Practicing silence does not come easy to a full-time college student who is a part-time yoga instructor, bartender, freelance artist, intern, and a full-time girlfriend. Moments of silence are actually few and far between for me recently. I feel like my head is always spinning with a to-do list of odds and ends. I have been blessed with so many wonderful career opportunities, but that has meant that I have had to sacrifice fun things, and quiet time.
Here is my issue: I am always seeking out the next greatest opportunity, not silence. In fact at times, I feel that it is ironic that I am even a yoga instructor, because I feel like silence is not my forte. Since most of my days are busy working on more than a few different projects I often find my thoughts bouncing from one thing to the next. Often it puts me in a funk. Negative thoughts creep in. Even when nothing is wrong, the busyness takes a toll.

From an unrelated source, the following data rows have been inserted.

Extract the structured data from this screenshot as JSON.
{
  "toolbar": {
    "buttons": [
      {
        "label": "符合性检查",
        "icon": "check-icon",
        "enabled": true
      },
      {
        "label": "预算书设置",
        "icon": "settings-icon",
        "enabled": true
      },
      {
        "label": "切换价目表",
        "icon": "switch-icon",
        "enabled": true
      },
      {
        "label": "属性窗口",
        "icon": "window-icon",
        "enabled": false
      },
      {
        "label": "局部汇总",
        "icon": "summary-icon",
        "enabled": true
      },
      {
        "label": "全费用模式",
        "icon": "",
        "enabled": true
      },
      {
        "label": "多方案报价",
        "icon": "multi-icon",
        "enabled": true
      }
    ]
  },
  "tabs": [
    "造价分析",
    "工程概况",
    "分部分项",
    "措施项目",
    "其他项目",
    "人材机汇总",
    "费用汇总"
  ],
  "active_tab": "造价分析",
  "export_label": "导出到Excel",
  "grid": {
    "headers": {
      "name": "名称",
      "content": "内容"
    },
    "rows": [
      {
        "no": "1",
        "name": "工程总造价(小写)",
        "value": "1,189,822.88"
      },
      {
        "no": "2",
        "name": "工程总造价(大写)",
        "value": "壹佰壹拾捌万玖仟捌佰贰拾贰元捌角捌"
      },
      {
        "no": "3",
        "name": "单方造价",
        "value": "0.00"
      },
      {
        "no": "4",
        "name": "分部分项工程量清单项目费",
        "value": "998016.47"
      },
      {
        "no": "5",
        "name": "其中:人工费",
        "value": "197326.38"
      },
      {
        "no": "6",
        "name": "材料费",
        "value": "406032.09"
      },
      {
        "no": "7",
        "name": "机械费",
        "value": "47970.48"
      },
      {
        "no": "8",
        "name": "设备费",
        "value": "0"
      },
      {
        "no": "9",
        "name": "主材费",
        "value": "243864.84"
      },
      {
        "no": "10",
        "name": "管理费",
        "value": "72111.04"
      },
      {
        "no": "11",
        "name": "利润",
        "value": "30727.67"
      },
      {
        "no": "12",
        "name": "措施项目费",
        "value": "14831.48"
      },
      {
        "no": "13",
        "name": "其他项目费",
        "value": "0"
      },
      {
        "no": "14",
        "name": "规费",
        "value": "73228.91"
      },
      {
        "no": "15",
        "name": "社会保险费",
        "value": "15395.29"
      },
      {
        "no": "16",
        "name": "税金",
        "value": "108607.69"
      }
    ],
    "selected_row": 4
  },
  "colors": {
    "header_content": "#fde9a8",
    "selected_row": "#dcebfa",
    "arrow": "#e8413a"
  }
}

That’s when I know it’s time to pause. I take three breaths. Then I take in the environment around me. If I can I pull out my phone and open it up for some quick encouragement or guidance I do that too. I have a Tumblr account for the sole purpose of getting quick Bible verses or access to Christian blog posts. So in these moments of internal chaos I open Tumblr to redirect my thoughts. It doesn’t matter where I am or what I am doing. I pretty much always have my phone on me, and can escape into the internet.
Struggling to control the unknown
Recently I have been struggling with the fact that I am going to graduate from college in May and I have no idea what I am going to do after that. The thing is, after I graduate I have a lot of decisions to make that could totally change my life. I could get my masters in Scotland, I could go work in a National Park again, or I could stay in Chattanooga. Having an overwhelming amount of opportunities is stressful. I want to pick the right one, and I am afraid of making a poor choice. I want God to part the clouds and tell me which way to go or who to follow. But God doesn’t always do that. God doesn’t always give obvious signs or speak in a loud manner. In fact, I have found God often speaks in moments of silence. That’s why I like starting off with that little breathing technique to prepare my mind and heart for silence. I am physically making myself still.

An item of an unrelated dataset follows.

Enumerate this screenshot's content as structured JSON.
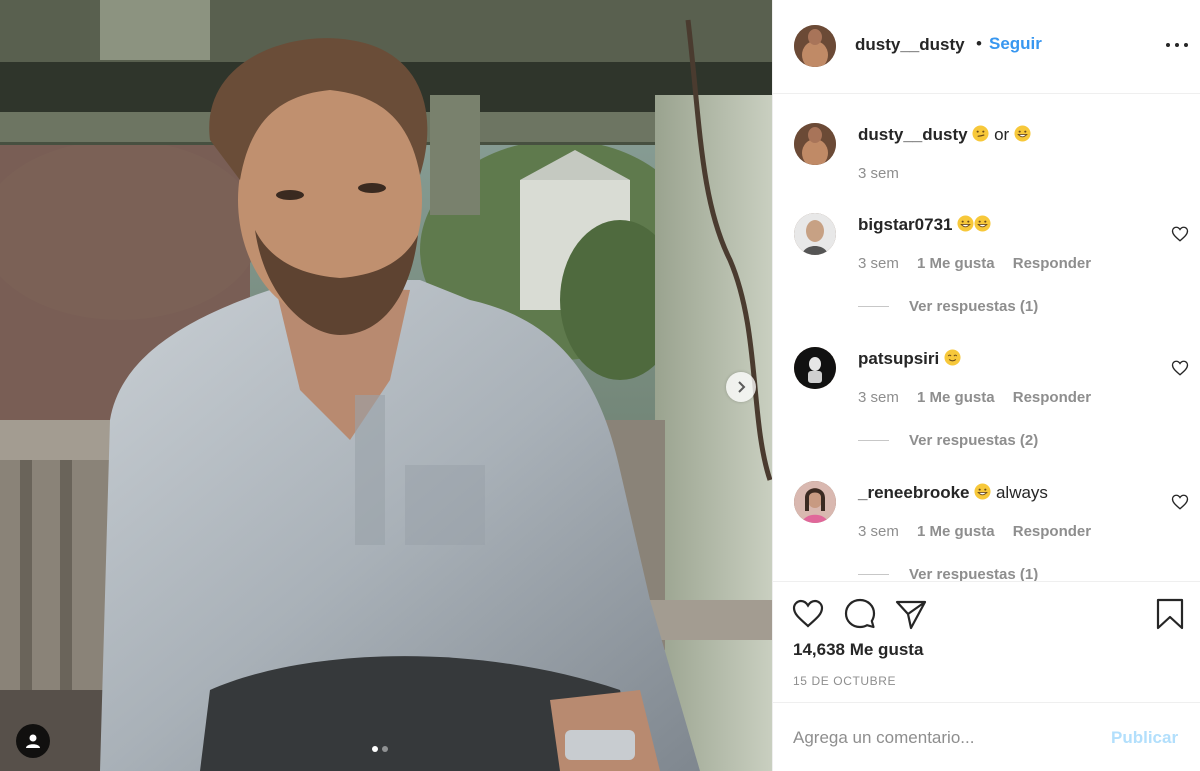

In my most recent moment of chaotic thought, I paused, breathed, prayed that God would speak into my mess, and I opened up Tumblr. The first post I saw said this: “I know that God is faithful and I know that God is good. Some days that is all I need to know.”

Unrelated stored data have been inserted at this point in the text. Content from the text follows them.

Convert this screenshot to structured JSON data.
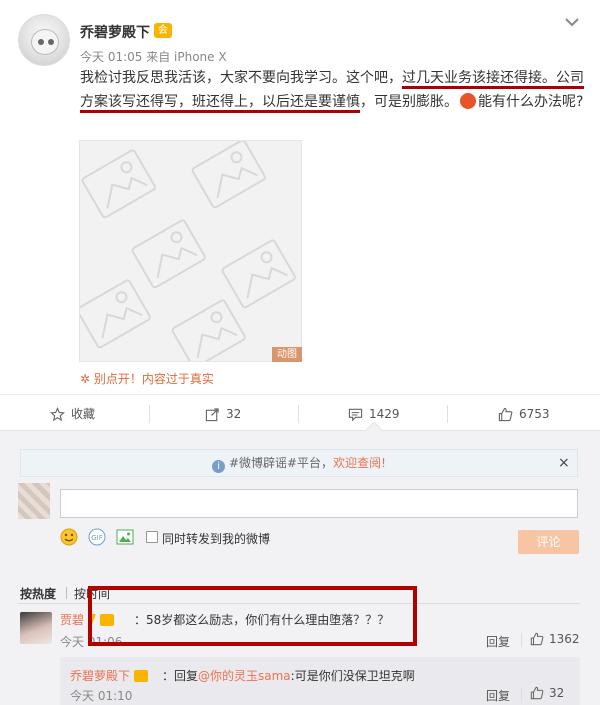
{
  "post": {
    "username": "乔碧萝殿下",
    "vip_badge": "会",
    "meta": "今天 01:05 来自 iPhone X",
    "content": {
      "part1": "我检讨我反思我活该，大家不要向我学习。这个吧，",
      "highlight1": "过几天业务该接还得接。公司方案该写还得写，班还得上，以后还是要谨慎",
      "part2": "，可是别膨胀。",
      "part3": "能有什么办法呢?"
    },
    "gif_tag": "动图",
    "warning": "别点开！内容过于真实",
    "colors": {
      "accent": "#eb7350",
      "highlight_underline": "#a00000"
    }
  },
  "actions": {
    "favorite": {
      "icon": "star-icon",
      "label": "收藏"
    },
    "forward": {
      "icon": "share-icon",
      "count": "32"
    },
    "comment": {
      "icon": "comment-icon",
      "count": "1429"
    },
    "like": {
      "icon": "thumbs-up-icon",
      "count": "6753"
    }
  },
  "comment_panel": {
    "notice": {
      "prefix": "#微博辟谣#平台，",
      "link": "欢迎查阅!",
      "close": "×"
    },
    "input_placeholder": "",
    "forward_label": "同时转发到我的微博",
    "submit_label": "评论",
    "sort_hot": "按热度",
    "sort_time": "按时间"
  },
  "comments": [
    {
      "name": "贾碧",
      "text": "：58岁都这么励志，你们有什么理由堕落？？？",
      "time": "今天 01:06",
      "reply_label": "回复",
      "likes": "1362",
      "replies": [
        {
          "name": "乔碧萝殿下",
          "reply_prefix": "：回复",
          "mention": "@你的灵玉sama",
          "text": ":可是你们没保卫坦克啊",
          "time": "今天 01:10",
          "reply_label": "回复",
          "likes": "32"
        }
      ]
    }
  ]
}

Some days that is all I need to know.
Some days I do not need to know what my future holds, even though I desperately want that. But every day I need to trust in God’s faithfulness and goodness.
A lot of the time, God leaves the decisions up to us. God provides the freedom for us to live our own lives. God loves you so much that God gave you the power of free will. However, if you quiet yourself in the present moment I do believe God will guide you to the next step. Some days the next step is just trusting and knowing that God is good and God is with you.
After my moment of silence with God, I felt like I gained clarity and peace of mind. Since then, I made some decisions to lighten my workload and cut down on some titles that I hold. I need more silence, more space in my life where I can listen.